Hollow particle synthesis is an active research field due to its many industrial, biological and chemical applications. Typical synthesis methods include emulsion-based techniques and template-assisted approaches using colloidal particles or vesicles as the core template. In this paper we discuss a new fabrication scheme for a facile hollow particle synthesis that also allows for the capture and retention of introduced material or molecules inside the hollow colloids.

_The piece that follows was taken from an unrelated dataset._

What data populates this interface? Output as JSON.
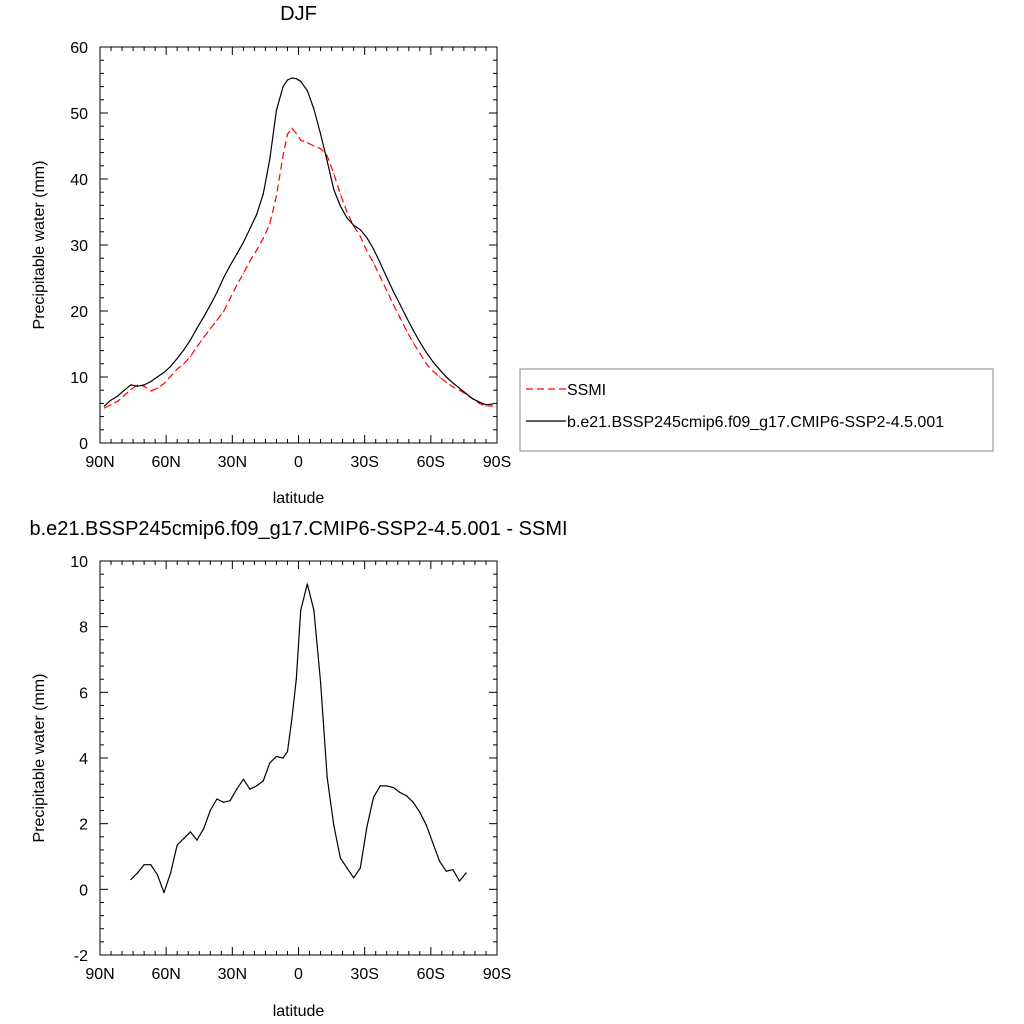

In this study we report results on the formation of hollow silica particles that have entrapped fluorescent quantum dots. We have used both and oil-in-water as well as a water-in-oil suspension approach. In the latter system the oil phase consists of a poly-dimethyl-siloxane (PDMS) that also contains a metal-organic silica precursor, tetraethyl-ortho-silicate (TEOS) the corresponding water phase consists of a surfactant, cetyltrimethylammoniun bromide (CTAB); while in the former a dimethyldiethoxysilane (DMDES) polymerized PDMS oligomer is ionized at the interface. The charge at the interface in both cases provides the reaction and growth region for the silica shell. The precursor must hydrolyze before it can form silica compounds and that can only happen readily at the o/w or w/o interface. The charged molecules provide an additional driving force for localizing the reaction at the interface. Control of pH is essential to minimize the gelation time of the hydrolyzed TEOS and thus creating a stable, hardened shell. The rate at which the shell grows is dependent on the pH of the system. This also affects the thickness and morphology of the shell.

In synthesizing these silica shells we have also encapsulated in the core fluorescing semiconductor nanoparticles, CdSe/ZnS quantum dots (QDs). In either dispersion system, the distributed phase provides the vestibule for the encapsulated nanoparticles. As the silica shell is formed at the oil-water interface the QDs are trapped in the core. For the oil-in-water dispersion we use a hydrophobically modified QDs. The hydrophobic nature of the QD surface stabilizes their dispersion in an oil phase. The hydrophobic termination of the QDs is provided by a TriOctyl-PhosphineOxide (TOPO) and octadecylamine adsorbed cap. This cap is chemisorbed against the ZnS shell of the QDs and extends its hydrophobic tails into the oil phase, resulting in the stabilization of dispersion. For the water-in-oil suspension, the QD surface must be rendered hydrophilic in order to stabilize the water-based suspension. To do so we use polyvinylpyrolidine (PVP) adsorbed on the hydrophobic QDs. The resulting aqueous/QD dispersion is stable.